"J'ai commencé à faire du cinéma en pensant que c'était cadrer quelque chose, j'ai essayé sans y arriver, et j'ai le sentiment, maintenant, qu'on ne cadre plus comme ça... que même ceux qui cadraient, comme les Russes ou les Allemands, en fait ne cadraient pas... parce qu'ils cherchaient autre chose, et que le cadre c'était le résultat... et ce qui m'avait impressionné, c'était les cadres des peintres, en particulier des peintres modernes... Alors que chez les peintres classiques, on le voit tout de suite, chez Vermeer, chez Vélasquez, on sent qu'il a fait ça, et on croit que c'est l'essentiel... Mais moi je découvre dans la peinture moderne qu'en fait Vélasquez n'a pas cadré... Parce que je vois chez Bonnard, ou Matisse, même dans des aplats, ou des découpages, que le cadrage vient après... Il est peut-être présupposé, il y a peut-être une Immaculée Conception du cadre, mis elle vient après... La seule réussite, et que n'a pas du tout compris l'équipe du film, même techniquement, c'est qu'il n'y avait pas de cadre... Je n'arrive pas à expliquer à un opérateur qu'il n'y a pas de cadre, qu'il y a un point à trouver. [...]

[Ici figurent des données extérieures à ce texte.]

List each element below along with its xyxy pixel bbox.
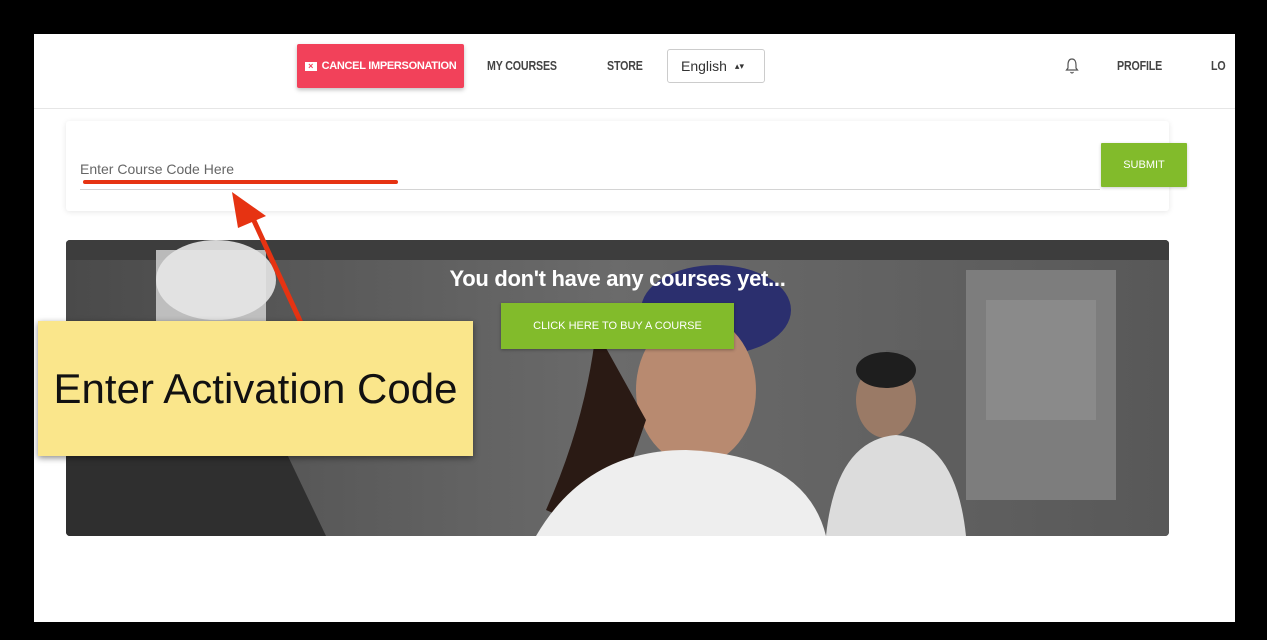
callout-text: Enter Activation Code <box>53 364 458 412</box>
annotation-arrow <box>232 192 305 328</box>
activation-code-callout: Enter Activation Code <box>38 321 473 456</box>
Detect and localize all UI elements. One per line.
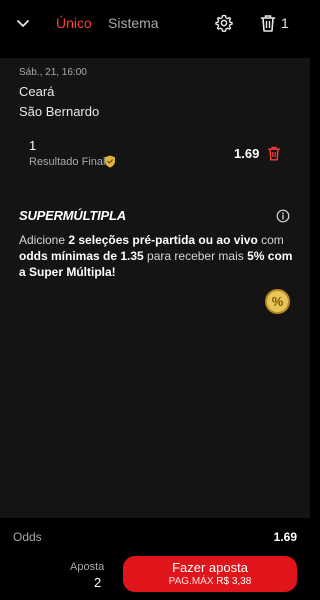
tab-sistema[interactable]: Sistema (108, 15, 159, 31)
bet-slip-header: Único Sistema 1 (0, 0, 310, 48)
max-payout: PAG.MÁX R$ 3,38 (168, 576, 252, 587)
selection-odd: 1.69 (234, 146, 260, 161)
gear-icon[interactable] (214, 13, 234, 33)
market-name: Resultado Final (29, 156, 106, 168)
bet-slip: Único Sistema 1 Sáb., 21, 16:00 Ceará Sã… (0, 0, 310, 600)
total-odds-label: Odds (13, 530, 42, 544)
home-team: Ceará (19, 84, 55, 99)
promo-title: SUPERMÚLTIPLA (19, 208, 126, 223)
total-odds-value: 1.69 (273, 530, 297, 544)
match-datetime: Sáb., 21, 16:00 (19, 67, 87, 78)
selection-card: Sáb., 21, 16:00 Ceará São Bernardo 1 Res… (0, 58, 310, 518)
away-team: São Bernardo (19, 104, 100, 119)
trash-icon[interactable] (258, 13, 278, 33)
slip-count: 1 (281, 15, 289, 31)
promo-description: Adicione 2 seleções pré-partida ou ao vi… (19, 233, 293, 279)
selection-pick: 1 (29, 138, 37, 153)
info-icon[interactable] (276, 209, 290, 223)
tab-unico[interactable]: Único (56, 15, 92, 31)
place-bet-button[interactable]: Fazer aposta PAG.MÁX R$ 3,38 (123, 556, 297, 592)
stake-label: Aposta (70, 561, 105, 573)
remove-selection-icon[interactable] (267, 146, 281, 161)
chevron-down-icon[interactable] (14, 14, 32, 32)
place-bet-label: Fazer aposta (172, 560, 248, 575)
stake-input[interactable]: 2 (94, 575, 101, 590)
shield-icon (105, 155, 115, 168)
percent-badge-icon: % (265, 289, 290, 314)
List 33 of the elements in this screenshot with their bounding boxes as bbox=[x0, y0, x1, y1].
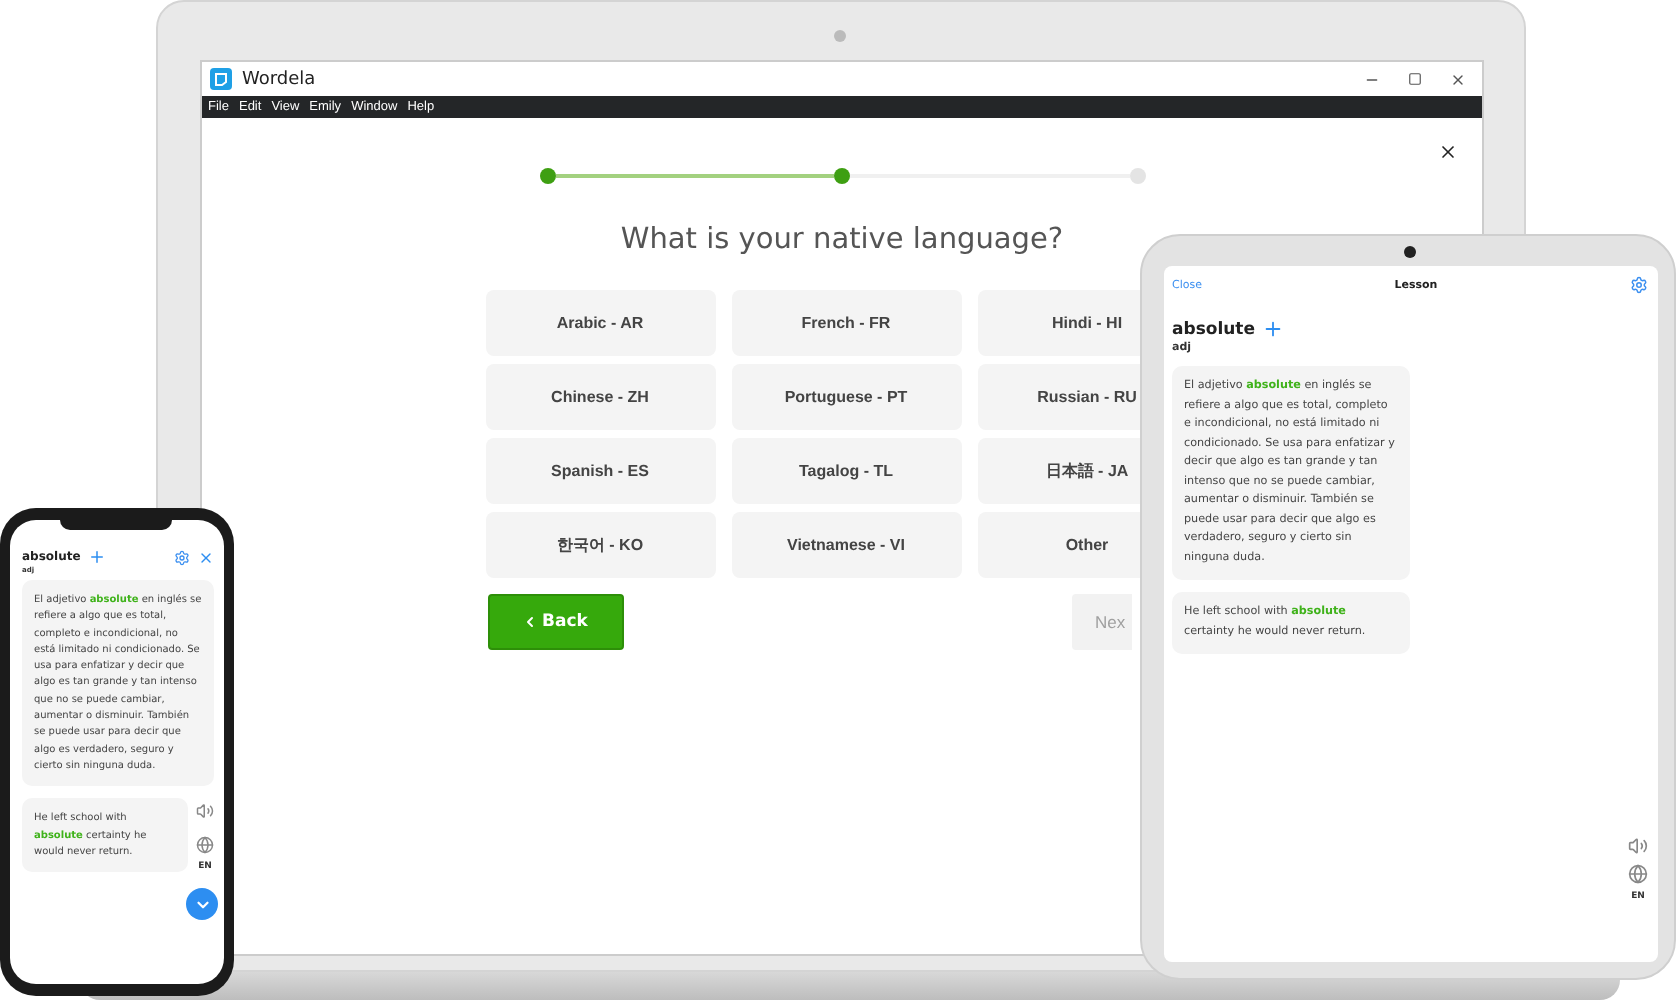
language-option[interactable]: Hindi - HI bbox=[977, 290, 1145, 356]
close-button[interactable] bbox=[1438, 142, 1458, 162]
language-option[interactable]: Spanish - ES bbox=[485, 438, 715, 504]
language-option[interactable]: 한국어 - KO bbox=[485, 512, 715, 578]
scroll-down-button[interactable] bbox=[186, 888, 218, 920]
settings-icon[interactable] bbox=[174, 549, 190, 565]
word-title: absolute bbox=[1172, 319, 1256, 339]
language-option[interactable]: Vietnamese - VI bbox=[731, 512, 961, 578]
camera-dot bbox=[1404, 246, 1416, 258]
language-option[interactable]: Chinese - ZH bbox=[485, 364, 715, 430]
language-option[interactable]: French - FR bbox=[731, 290, 961, 356]
language-option[interactable]: Other bbox=[977, 512, 1145, 578]
phone-notch bbox=[60, 520, 172, 530]
camera-dot bbox=[834, 30, 846, 42]
language-option[interactable]: 日本語 - JA bbox=[977, 438, 1145, 504]
settings-icon[interactable] bbox=[1630, 276, 1648, 294]
globe-icon[interactable] bbox=[196, 836, 214, 855]
globe-icon[interactable] bbox=[1628, 864, 1648, 884]
window-title: Wordela bbox=[242, 69, 318, 89]
maximize-icon[interactable] bbox=[1408, 71, 1422, 85]
speaker-icon[interactable] bbox=[196, 802, 214, 821]
language-option[interactable]: Russian - RU bbox=[977, 364, 1145, 430]
language-option[interactable]: Arabic - AR bbox=[485, 290, 715, 356]
question-heading: What is your native language? bbox=[620, 224, 1064, 256]
chevron-left-icon bbox=[522, 614, 539, 630]
language-option[interactable]: Portuguese - PT bbox=[731, 364, 961, 430]
close-icon[interactable] bbox=[1450, 71, 1466, 87]
close-icon[interactable] bbox=[198, 549, 214, 565]
speaker-icon[interactable] bbox=[1628, 836, 1648, 856]
logo-icon bbox=[210, 68, 232, 90]
language-option[interactable]: Tagalog - TL bbox=[731, 438, 961, 504]
add-icon[interactable] bbox=[1261, 318, 1284, 340]
add-icon[interactable] bbox=[88, 548, 107, 566]
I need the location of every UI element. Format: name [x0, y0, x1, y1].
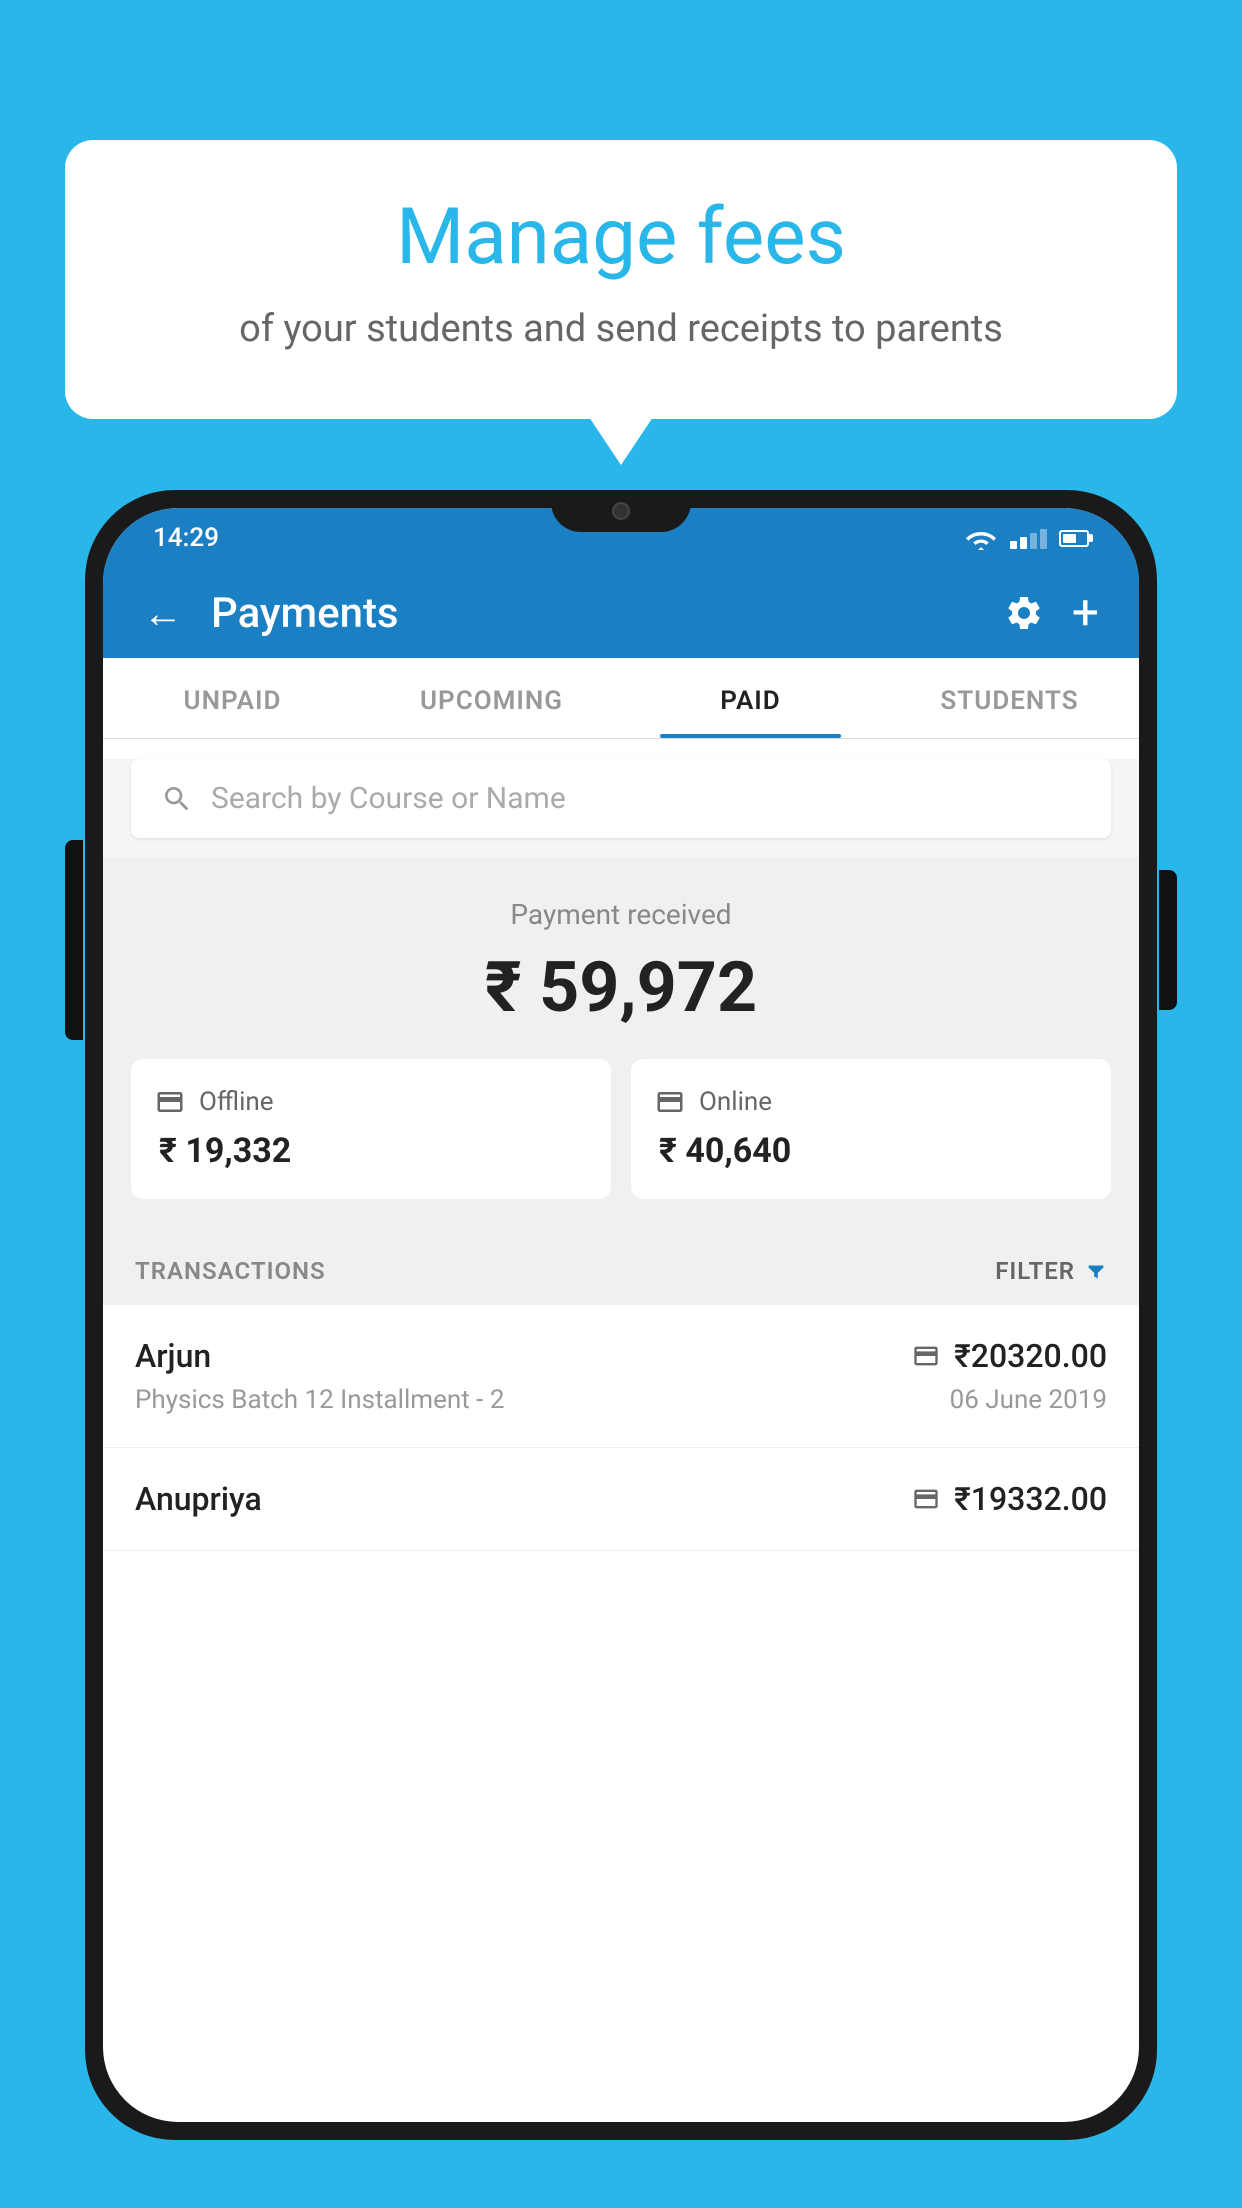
search-bar[interactable]: Search by Course or Name	[131, 759, 1111, 838]
transaction-row[interactable]: Arjun Physics Batch 12 Installment - 2 ₹…	[103, 1305, 1139, 1448]
gear-icon[interactable]	[1004, 593, 1044, 633]
speech-bubble: Manage fees of your students and send re…	[65, 140, 1177, 419]
phone-mockup: 14:29	[85, 490, 1157, 2208]
online-label: Online	[699, 1087, 772, 1117]
offline-card-header: Offline	[155, 1087, 587, 1117]
tab-unpaid[interactable]: UNPAID	[103, 658, 362, 738]
transaction-amount: ₹20320.00	[954, 1337, 1107, 1375]
tab-upcoming[interactable]: UPCOMING	[362, 658, 621, 738]
search-placeholder[interactable]: Search by Course or Name	[211, 781, 566, 816]
online-card: Online ₹ 40,640	[631, 1059, 1111, 1199]
transaction-right: ₹20320.00 06 June 2019	[912, 1337, 1107, 1415]
bubble-subtitle: of your students and send receipts to pa…	[125, 305, 1117, 354]
bubble-title: Manage fees	[125, 195, 1117, 281]
filter-icon	[1085, 1260, 1107, 1282]
camera	[612, 502, 630, 520]
app-header: ← Payments +	[103, 568, 1139, 658]
filter-label: FILTER	[995, 1257, 1075, 1285]
tab-students[interactable]: STUDENTS	[880, 658, 1139, 738]
battery-fill	[1063, 534, 1076, 543]
filter-button[interactable]: FILTER	[995, 1257, 1107, 1285]
payment-cards: Offline ₹ 19,332 Online	[131, 1059, 1111, 1199]
app-content: Search by Course or Name Payment receive…	[103, 759, 1139, 1551]
payment-total-amount: ₹ 59,972	[131, 947, 1111, 1029]
back-button[interactable]: ←	[143, 590, 183, 637]
phone-outer: 14:29	[85, 490, 1157, 2140]
online-amount: ₹ 40,640	[655, 1131, 1087, 1171]
payment-received-label: Payment received	[131, 898, 1111, 931]
transaction-row[interactable]: Anupriya ₹19332.00	[103, 1448, 1139, 1551]
transaction-name: Arjun	[135, 1337, 504, 1375]
tabs-container: UNPAID UPCOMING PAID STUDENTS	[103, 658, 1139, 739]
transaction-date: 06 June 2019	[950, 1385, 1107, 1415]
phone-notch	[551, 490, 691, 532]
offline-label: Offline	[199, 1087, 274, 1117]
signal-icon	[1010, 527, 1047, 549]
transactions-label: TRANSACTIONS	[135, 1257, 326, 1285]
search-icon	[161, 783, 193, 815]
transaction-online-icon	[912, 1342, 940, 1370]
offline-amount: ₹ 19,332	[155, 1131, 587, 1171]
add-button[interactable]: +	[1072, 589, 1099, 637]
wifi-icon	[964, 526, 998, 550]
phone-screen: 14:29	[103, 508, 1139, 2122]
online-icon	[655, 1087, 685, 1117]
transaction-left: Arjun Physics Batch 12 Installment - 2	[135, 1337, 504, 1415]
online-card-header: Online	[655, 1087, 1087, 1117]
transaction-right: ₹19332.00	[912, 1480, 1107, 1518]
battery-icon	[1059, 530, 1089, 547]
transaction-amount-row: ₹19332.00	[912, 1480, 1107, 1518]
speech-bubble-container: Manage fees of your students and send re…	[65, 140, 1177, 419]
transaction-amount: ₹19332.00	[954, 1480, 1107, 1518]
offline-icon	[155, 1087, 185, 1117]
status-icons	[964, 526, 1089, 550]
transaction-name: Anupriya	[135, 1480, 262, 1518]
transaction-offline-icon	[912, 1485, 940, 1513]
transactions-header: TRANSACTIONS FILTER	[103, 1229, 1139, 1305]
transaction-amount-row: ₹20320.00	[912, 1337, 1107, 1375]
tab-paid[interactable]: PAID	[621, 658, 880, 738]
status-time: 14:29	[153, 523, 219, 553]
header-title: Payments	[211, 589, 976, 638]
transaction-left: Anupriya	[135, 1480, 262, 1518]
transaction-detail: Physics Batch 12 Installment - 2	[135, 1385, 504, 1415]
payment-received-section: Payment received ₹ 59,972 Offline	[103, 858, 1139, 1229]
header-icons: +	[1004, 589, 1099, 637]
offline-card: Offline ₹ 19,332	[131, 1059, 611, 1199]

C'est un résultat, le cadre. Et c'est quelque chose, enfin, dont je me suis débarrassé, dont je ne m'occupe plus. Et le film d'Anne-Marie aussi, je crois que c'est mon seul point commun avec un cinéaste comme elle, c'est qu'elle ne se préoccupe pas de cadrer, et tu peux voir le film projeté en cinémascope, en hauteur, ça te donnera la même impression. Nous, on cadre toute l'image, et il y a la moitié de l'image qui est supprimée à la projection. Alors, on me demande : "Faut-il cadrer comme ça ?" Je dis : "Vous cadrez comme vous voulez." Ça veut dire que le centre, dans les moments réussis, sera toujours au même endroit. Dans un livre, il n'y a pas de cadrage ? Pourtant, il y en a forcément un... Je ne parle pas de cadrage d'imprimerie, où le cadre, c'est le cadre du bouquin, mais un livre n'a pas de cadrage... Pourtant, s'il est réussi, on a le sentiment d'un cadre."
Jean-Luc Godard, Art press numéro 88, janvier 1985.